Western mysticism

From: Simon Hibbs <simonh_hibbs_at_my-deja.com>
Date: Mon, 27 Nov 2000 08:21:56 -0800


From: Peter Larsen <plarsen_at_mail.utexas.edu>

>Simon Hibbs says:
>
>>Some of the quotes on that page are illustrative of what I mean.
>
>># Plotinus was a pantheist of the world-rejecting type. He envisaged God as an
>># impersonal Unity - infinite, eternal, with no spatial location, and (curious,
>># but consistent) without thought, knowledge or movement.
>
> This sounds like the Zzaburi's concept of the Creator as it's been
>described on this list. I suppose Neo-Platonism might serve as a model for
>the way more mystical ideas can get grafted on the mind-oriented worldview
>of the Zzaburi to create schools of sorcery with very different feels.

It's also similar to some Kabbalistic ideas about God - God does not think, He _is_ thought. God does not posess knowledge, but _is_ knowledge. God manifests each of these attributes to such an extent that they are nolonger processes. God encompasses all of these attributes completely and eternaly to the fullest extent that they can be expressed. To say that God thinks X might imply that God does not think Y, which would mean that at that moment, God would be incomplete.

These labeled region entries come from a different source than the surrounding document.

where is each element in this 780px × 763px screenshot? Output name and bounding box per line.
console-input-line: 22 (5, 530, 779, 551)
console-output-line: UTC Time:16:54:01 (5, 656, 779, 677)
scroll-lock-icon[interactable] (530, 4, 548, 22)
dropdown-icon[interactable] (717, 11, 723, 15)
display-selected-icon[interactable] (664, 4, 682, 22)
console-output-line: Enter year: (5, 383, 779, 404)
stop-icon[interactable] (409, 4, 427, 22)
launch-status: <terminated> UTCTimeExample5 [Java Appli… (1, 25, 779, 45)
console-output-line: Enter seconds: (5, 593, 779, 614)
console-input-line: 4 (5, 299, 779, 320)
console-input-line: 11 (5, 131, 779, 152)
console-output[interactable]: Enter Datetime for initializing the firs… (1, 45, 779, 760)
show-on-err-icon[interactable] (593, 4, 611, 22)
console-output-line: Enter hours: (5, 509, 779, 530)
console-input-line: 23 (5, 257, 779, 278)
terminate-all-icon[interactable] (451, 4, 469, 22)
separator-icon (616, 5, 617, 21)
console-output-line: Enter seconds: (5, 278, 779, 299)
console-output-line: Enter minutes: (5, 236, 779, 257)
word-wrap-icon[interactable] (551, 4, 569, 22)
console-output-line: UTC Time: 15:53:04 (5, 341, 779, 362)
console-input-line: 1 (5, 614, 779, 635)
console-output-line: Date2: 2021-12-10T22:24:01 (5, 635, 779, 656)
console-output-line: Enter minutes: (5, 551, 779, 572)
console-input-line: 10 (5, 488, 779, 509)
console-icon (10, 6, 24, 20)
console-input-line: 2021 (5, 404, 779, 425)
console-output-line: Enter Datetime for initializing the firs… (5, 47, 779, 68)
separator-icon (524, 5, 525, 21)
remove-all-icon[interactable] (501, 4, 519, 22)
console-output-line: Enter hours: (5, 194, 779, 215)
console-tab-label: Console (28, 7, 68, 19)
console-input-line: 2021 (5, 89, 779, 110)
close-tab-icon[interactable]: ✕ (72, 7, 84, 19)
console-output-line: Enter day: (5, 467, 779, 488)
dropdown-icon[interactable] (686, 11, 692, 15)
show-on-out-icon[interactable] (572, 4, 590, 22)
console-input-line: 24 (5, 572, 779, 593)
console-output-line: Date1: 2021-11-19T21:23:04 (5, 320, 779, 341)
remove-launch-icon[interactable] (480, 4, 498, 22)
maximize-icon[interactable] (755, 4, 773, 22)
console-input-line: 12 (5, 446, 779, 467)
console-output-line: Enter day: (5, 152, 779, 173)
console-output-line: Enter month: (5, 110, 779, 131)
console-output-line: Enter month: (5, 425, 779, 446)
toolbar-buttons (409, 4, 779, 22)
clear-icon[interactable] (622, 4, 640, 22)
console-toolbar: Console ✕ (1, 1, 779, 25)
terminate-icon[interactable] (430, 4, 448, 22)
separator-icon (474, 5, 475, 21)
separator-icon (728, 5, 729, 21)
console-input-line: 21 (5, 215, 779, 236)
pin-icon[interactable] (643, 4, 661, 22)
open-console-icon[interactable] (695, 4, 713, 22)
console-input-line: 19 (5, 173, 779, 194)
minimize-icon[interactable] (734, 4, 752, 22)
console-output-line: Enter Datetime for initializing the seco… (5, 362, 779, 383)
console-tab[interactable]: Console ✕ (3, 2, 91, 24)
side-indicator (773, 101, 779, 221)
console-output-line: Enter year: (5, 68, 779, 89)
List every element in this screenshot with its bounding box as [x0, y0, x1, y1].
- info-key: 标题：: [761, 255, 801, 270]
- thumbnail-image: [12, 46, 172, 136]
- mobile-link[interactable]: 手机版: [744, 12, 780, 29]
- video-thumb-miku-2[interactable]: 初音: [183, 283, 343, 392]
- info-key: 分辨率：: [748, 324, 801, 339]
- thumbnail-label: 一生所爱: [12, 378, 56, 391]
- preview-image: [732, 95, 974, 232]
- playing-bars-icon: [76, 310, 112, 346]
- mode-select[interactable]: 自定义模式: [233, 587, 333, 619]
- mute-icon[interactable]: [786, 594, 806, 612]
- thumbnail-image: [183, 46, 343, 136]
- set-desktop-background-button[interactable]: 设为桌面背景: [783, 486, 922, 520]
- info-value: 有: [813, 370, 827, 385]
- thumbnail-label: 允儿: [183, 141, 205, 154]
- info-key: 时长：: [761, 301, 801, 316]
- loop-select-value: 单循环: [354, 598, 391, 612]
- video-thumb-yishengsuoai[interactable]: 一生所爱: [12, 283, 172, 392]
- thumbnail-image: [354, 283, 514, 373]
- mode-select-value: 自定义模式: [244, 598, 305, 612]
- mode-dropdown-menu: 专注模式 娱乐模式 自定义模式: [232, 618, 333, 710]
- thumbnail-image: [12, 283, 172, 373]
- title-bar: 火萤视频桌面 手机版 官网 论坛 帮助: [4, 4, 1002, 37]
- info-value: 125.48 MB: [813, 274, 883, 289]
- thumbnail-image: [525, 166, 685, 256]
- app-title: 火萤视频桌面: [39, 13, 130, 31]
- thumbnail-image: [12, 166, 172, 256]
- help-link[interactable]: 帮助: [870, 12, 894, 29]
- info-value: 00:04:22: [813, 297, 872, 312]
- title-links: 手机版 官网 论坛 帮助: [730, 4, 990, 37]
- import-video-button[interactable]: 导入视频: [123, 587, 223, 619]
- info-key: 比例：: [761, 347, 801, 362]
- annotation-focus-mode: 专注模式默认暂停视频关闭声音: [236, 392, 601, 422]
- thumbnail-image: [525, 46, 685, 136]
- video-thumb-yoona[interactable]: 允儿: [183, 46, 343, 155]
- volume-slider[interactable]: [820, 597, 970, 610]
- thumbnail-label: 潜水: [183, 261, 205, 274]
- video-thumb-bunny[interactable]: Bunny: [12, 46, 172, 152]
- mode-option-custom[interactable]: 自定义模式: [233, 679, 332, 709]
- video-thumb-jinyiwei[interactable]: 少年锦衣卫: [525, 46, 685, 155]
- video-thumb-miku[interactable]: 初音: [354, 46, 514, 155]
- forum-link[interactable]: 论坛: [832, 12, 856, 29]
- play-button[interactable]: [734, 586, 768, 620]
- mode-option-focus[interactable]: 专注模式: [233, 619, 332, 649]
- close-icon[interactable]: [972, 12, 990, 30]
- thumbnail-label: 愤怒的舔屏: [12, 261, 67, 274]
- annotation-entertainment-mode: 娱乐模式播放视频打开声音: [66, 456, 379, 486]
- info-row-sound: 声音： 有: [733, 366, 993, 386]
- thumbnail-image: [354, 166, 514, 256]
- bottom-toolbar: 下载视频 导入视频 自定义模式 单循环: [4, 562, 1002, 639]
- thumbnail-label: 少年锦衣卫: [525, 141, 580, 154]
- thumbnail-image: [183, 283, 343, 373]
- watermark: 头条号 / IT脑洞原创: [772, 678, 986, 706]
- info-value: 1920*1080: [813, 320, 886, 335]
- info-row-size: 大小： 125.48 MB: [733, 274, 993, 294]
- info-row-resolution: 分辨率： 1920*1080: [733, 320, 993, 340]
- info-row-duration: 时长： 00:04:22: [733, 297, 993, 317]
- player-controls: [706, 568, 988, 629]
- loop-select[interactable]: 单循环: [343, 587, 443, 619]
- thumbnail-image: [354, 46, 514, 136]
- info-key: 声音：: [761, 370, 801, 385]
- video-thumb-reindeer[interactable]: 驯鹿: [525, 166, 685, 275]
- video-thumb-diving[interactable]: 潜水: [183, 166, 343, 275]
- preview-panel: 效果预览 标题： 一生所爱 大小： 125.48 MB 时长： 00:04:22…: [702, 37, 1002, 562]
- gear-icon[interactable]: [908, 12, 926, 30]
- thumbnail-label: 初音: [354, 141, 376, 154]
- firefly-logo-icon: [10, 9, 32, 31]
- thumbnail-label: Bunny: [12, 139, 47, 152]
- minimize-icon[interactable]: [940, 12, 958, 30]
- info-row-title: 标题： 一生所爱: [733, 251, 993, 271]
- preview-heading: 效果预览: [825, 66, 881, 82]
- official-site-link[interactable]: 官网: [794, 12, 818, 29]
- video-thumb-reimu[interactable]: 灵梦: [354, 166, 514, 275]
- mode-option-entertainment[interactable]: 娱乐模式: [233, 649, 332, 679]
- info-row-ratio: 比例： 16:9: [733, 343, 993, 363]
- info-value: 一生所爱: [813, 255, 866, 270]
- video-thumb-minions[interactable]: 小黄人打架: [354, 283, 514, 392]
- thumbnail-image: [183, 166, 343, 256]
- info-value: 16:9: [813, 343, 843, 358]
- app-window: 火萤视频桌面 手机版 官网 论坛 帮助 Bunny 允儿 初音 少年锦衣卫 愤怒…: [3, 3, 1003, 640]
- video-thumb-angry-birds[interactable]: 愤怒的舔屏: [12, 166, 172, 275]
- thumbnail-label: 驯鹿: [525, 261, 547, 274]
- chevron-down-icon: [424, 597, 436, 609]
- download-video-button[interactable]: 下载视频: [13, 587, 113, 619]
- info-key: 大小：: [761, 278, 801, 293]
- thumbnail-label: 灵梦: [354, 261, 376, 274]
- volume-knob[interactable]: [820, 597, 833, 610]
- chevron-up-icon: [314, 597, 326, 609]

It's hard to reconcile this idea of God with the concept of a personal God. It's also only a small step to think of God as being moraly neutral, beyond good and evil. Throughout most of history, people who subscribed to ideas about God similar to this have been branded as atheists. In fact what we think of as atheism is a very modern phenomenon. Personaly I do not think that Zzaburi are atheists in this modern sense. I think that they subscribe to a 'morphic resonance' style concept of a cosmic principle of conciousness, that exists independently of individual concious beings.

Could someone holding that belief in our world be accurately described as being an atheist? Perhaps.